Shit happens, pero no pasa nada, llegaremos media hora más tarde de lo previsto. Compramos una tarjeta para llamar por teléfono a los cuates que nos van a ir a buscar y decirles los cambios de vuelo y comimos un trozo de pizza, por aquello de seguir la costumbre de comer fast-food al hacer escala en NY. Una vez embarcados y acomodados (es un decir, de nuevo sólo un único pasillo) en nuestros asientos el capitán nos comunica que han cancelado temporalmente todos los vuelos salientes, así que nos toca esperar, que cuando se reaunuden las salidas estamos los decimoquintos. Al parecer se acerca una buena tormenta y las autoridades de Newark no dejan salir a los vuelos con dirección oeste. Nos ponen la primera película (la de travolta y otros 3 que se meten a moteros), mala señal. Continuas interrupciones para decirnos que ora sí, ora no nos dejan salir de aquí. Así, otras 2 horitas. Cuando por fin despegamos es de noche ya (8.45 local, tres menos cuarto de la madrugada según nuestro reloj biológico).

Tras 4 horitas y pico de vuelo (el pico ése fueron 15 minutos volando sobre el mar de luces que es Ciudad de Méjico de noche) por fin aterrizamos en la capital azteca. Inmigración, equipajes, aduana, todo como la seda, todos muy amables y eficientes. La ausencia de colas será cosa de lo tarde que era, pasada ya la medianoche (local, 7 y media indicaba mi reloj), pero a pesar de ello los empleados lucían sonrisas. No como para anuncios de dentífricos, pero desde luego más que los neoyorquinos, y eso que era mediodía. Apretamos el botón amarillo, nos dan luz verde, y enfilamos hacia la salida donde podemos ver dando botes de alegría a nuestros amigos. Los pobres han estado esperando sin saber hasta pasada la hora prevista de llegada que el vuelo venía con tan considerable retraso.
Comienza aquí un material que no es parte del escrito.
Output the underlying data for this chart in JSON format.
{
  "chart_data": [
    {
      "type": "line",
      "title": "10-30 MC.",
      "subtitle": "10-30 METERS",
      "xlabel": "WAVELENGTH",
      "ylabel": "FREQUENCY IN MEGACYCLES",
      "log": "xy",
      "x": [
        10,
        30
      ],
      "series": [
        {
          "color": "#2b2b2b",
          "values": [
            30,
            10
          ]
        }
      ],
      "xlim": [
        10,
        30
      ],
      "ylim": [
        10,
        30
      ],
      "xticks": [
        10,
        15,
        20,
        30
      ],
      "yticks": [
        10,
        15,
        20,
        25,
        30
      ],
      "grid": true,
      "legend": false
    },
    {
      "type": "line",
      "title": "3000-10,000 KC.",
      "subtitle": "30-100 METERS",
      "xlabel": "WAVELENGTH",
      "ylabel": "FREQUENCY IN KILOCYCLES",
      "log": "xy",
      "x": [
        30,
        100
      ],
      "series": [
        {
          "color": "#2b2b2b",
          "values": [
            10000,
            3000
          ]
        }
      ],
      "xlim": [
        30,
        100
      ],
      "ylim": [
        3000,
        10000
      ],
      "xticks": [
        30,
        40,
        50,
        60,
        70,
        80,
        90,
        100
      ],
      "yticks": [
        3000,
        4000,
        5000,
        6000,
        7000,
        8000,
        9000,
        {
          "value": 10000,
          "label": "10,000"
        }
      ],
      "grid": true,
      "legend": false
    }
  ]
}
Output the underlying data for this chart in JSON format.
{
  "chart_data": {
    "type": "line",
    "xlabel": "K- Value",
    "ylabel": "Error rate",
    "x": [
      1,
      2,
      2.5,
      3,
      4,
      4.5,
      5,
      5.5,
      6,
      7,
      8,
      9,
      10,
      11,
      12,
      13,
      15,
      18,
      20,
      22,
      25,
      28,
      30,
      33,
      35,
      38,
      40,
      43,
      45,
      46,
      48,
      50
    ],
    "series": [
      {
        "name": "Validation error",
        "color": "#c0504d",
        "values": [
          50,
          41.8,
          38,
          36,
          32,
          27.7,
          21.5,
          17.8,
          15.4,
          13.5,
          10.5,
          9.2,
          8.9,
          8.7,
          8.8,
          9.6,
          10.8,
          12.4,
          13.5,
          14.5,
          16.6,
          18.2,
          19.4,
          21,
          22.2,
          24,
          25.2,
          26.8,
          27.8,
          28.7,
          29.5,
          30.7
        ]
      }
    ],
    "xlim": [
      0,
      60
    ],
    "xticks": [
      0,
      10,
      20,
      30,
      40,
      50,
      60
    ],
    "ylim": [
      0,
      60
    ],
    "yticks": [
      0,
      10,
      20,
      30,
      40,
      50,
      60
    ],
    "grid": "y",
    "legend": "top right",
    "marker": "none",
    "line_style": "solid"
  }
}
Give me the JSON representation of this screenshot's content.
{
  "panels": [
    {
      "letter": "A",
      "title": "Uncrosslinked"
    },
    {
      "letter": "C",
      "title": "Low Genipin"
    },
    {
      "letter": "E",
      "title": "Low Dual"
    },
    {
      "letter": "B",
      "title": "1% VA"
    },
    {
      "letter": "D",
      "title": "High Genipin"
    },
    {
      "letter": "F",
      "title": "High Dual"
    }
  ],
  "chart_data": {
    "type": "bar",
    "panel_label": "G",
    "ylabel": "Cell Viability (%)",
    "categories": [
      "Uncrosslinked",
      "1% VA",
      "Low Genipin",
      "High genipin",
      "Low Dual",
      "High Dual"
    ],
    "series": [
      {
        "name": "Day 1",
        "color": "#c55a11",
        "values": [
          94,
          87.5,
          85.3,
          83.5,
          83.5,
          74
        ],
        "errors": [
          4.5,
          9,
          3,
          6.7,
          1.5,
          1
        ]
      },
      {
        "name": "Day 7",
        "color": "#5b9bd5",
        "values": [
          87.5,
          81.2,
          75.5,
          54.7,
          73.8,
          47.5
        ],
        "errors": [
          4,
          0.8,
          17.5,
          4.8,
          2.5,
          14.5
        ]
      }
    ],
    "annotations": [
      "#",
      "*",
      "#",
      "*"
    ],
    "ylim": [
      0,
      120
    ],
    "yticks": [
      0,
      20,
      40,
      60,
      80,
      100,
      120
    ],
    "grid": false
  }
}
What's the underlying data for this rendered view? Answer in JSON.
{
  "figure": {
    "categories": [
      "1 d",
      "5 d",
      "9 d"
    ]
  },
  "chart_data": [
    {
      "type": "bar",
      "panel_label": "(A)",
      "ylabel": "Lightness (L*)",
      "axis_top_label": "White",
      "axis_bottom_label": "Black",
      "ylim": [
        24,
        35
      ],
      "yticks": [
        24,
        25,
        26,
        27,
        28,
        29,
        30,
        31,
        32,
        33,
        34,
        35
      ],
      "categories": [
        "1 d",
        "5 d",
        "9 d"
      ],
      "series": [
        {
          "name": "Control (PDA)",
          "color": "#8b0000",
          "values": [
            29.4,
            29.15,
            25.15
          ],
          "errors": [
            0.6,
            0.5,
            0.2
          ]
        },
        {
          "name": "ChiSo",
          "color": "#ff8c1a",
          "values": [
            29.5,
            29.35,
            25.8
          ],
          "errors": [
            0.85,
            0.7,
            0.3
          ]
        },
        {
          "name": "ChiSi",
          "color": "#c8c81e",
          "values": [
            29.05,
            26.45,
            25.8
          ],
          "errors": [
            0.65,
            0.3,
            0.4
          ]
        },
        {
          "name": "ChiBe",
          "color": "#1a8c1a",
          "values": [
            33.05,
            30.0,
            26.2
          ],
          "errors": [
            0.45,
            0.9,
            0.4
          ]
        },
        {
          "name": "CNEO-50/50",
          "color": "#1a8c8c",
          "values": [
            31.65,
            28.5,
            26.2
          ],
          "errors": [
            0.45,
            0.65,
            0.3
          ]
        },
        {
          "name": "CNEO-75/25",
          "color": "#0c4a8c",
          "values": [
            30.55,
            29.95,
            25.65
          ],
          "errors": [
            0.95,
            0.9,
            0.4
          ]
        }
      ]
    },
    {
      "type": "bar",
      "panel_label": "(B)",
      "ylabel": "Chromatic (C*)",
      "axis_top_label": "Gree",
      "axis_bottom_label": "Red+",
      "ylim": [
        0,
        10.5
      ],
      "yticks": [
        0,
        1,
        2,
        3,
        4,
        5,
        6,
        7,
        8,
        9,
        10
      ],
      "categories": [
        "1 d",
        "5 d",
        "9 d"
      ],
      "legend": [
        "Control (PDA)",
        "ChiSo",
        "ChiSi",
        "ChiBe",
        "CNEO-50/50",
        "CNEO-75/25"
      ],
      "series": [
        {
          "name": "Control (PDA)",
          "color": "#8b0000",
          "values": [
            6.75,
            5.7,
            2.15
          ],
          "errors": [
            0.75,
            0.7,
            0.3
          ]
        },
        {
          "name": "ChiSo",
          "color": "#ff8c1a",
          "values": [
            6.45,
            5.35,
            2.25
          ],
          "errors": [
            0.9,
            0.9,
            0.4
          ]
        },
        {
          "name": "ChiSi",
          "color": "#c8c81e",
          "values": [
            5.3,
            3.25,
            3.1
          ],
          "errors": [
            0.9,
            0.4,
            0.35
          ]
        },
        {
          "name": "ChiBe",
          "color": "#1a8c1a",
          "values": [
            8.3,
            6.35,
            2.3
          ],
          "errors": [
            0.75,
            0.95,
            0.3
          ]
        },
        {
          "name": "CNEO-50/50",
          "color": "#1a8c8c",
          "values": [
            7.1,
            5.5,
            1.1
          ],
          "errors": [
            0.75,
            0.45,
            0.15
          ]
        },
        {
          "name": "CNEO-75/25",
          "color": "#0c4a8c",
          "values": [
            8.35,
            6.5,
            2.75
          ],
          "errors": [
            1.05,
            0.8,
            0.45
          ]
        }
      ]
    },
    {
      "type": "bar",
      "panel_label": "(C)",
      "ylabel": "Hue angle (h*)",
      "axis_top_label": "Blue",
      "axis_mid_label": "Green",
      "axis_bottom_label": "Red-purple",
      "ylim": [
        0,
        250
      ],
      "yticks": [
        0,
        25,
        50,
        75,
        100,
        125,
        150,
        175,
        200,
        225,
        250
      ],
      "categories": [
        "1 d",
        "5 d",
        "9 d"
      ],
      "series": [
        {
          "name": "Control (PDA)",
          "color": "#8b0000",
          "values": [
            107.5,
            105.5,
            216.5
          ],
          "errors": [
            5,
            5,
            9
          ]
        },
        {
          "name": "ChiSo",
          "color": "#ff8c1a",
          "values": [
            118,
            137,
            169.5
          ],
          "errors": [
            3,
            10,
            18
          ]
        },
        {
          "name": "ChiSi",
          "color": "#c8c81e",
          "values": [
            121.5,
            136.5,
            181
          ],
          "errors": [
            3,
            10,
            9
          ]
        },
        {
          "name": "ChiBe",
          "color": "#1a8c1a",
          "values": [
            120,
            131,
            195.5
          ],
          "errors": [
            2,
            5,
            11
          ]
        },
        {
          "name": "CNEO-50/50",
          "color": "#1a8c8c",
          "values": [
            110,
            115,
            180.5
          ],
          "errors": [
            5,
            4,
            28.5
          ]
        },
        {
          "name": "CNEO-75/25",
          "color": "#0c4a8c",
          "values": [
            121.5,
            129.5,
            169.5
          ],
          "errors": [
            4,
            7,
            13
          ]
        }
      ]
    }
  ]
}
Pero todo ha merecido la pena, estamos aquí, con ellos, y aunque el cansancio es mucho, puede más la emoción de haber llegado al lugar en que comienza de verdad El Gran Viaje. Tener que cruzar el DF en auto se ve compensado con creces por la compañía y por la fenomenal casa en la que nos acogen.

Hora de dormir, que mañana (en realidad hoy) será otro día.